The gate is shortly before the parking area of unit 2. It is electronic and was open over the weekend. It's right before the large piles of dirt. The gate will probably be open all next week but they will have a road closed sign in the middle of the road. It appears they are about half way done with the road base. So hopefully they can finish in a quick order here this week. As for the rest of your experience- welcome to dealing with the Feds! Thats how they roll!!!


----------



## Mojo1 (Sep 8, 2007)

Holy ****, The Senate, actually passed the budget bill, wonders never cease :lol: , so IF they can get the road base down, I guess it will be open on Saturday.


----------



## drakebob01 (Jun 25, 2008)

I drove out there Sunday. There was no signs or anything applying the auto loop was closed. Needless to say I went around the loop! If anybody needs specifics send me a pm I would be glad to answer.
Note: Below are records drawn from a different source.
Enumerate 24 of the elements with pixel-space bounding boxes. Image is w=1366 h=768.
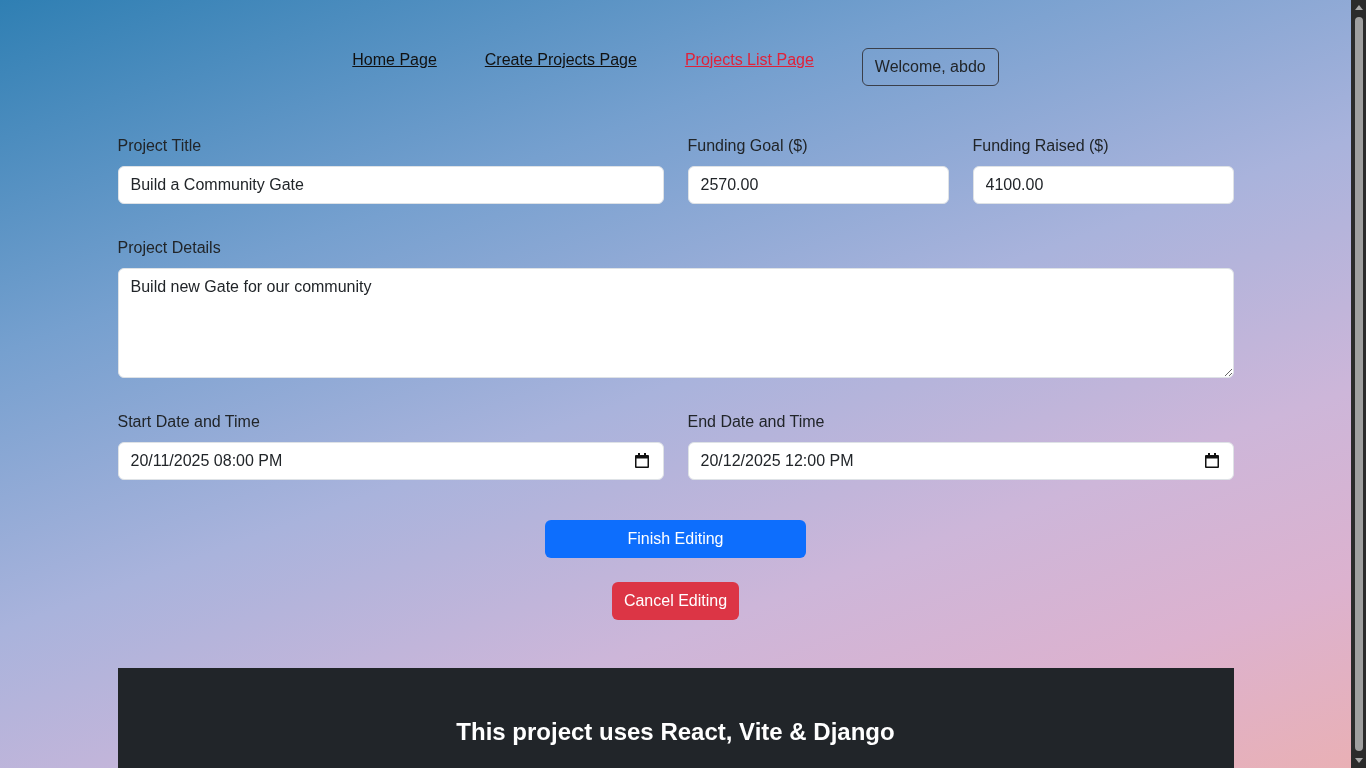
field-label: End Date and Time	[687, 412, 826, 432]
text-field[interactable]: 4100.00	[972, 166, 1234, 204]
scrollbar-thumb[interactable]	[1354, 17, 1363, 751]
submit-button[interactable]: Finish Editing	[545, 520, 806, 558]
cancel-button[interactable]: Cancel Editing	[611, 582, 740, 620]
text-area[interactable]: Build new Gate for our community	[117, 268, 1234, 378]
nav-link[interactable]: Home Page	[352, 48, 437, 72]
welcome-button[interactable]: Welcome, abdo	[861, 48, 999, 86]
scroll-up-arrow-icon[interactable]	[1354, 5, 1363, 10]
calendar-icon[interactable]	[1204, 453, 1219, 468]
field-label: Funding Raised ($)	[972, 136, 1110, 156]
nav-link[interactable]: Create Projects Page	[484, 48, 637, 72]
scrollbar[interactable]	[1351, 0, 1366, 768]
date-time-field[interactable]: 20/12/2025 12:00 PM	[687, 442, 1234, 480]
text-field[interactable]: 2570.00	[687, 166, 949, 204]
field-label: Funding Goal ($)	[687, 136, 809, 156]
text-field[interactable]: Build a Community Gate	[117, 166, 664, 204]
field-label: Start Date and Time	[117, 412, 261, 432]
calendar-icon[interactable]	[634, 453, 649, 468]
field-label: Project Details	[117, 238, 222, 258]
field-label: Project Title	[117, 136, 203, 156]
date-time-field[interactable]: 20/11/2025 08:00 PM	[117, 442, 664, 480]
scroll-down-arrow-icon[interactable]	[1354, 758, 1363, 763]
footer-text: This project uses React, Vite & Django	[456, 717, 895, 747]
I did have a buddy try to go out there this morning and it was blocked off heavy!


----------



## Sprig Kennels (Jan 13, 2009)

i just took a drive out to the refuge and this is whats going on. they have the road to the auto tour route blocked off as they have heavy machinery and dump trucks working on the road. i was told by the refuge office they "hope" it will be done before saturday. they also said the only unit that doesnt have water in it right now is unit 1A. i was also told at the office the refuge will open 2 hours before sunrise on saturday for the hunt.


----------



## Sprig Kennels (Jan 13, 2009)

as of 1:45 friday, no change. still a road closed sign down at the refuge auto tour route and lots of construction work going on.......


----------



## Greenhead_Slayer (Oct 16, 2007)

Yikes.....


----------



## Mojo1 (Sep 8, 2007)

They took the road close notice off the website, but who knows????


----------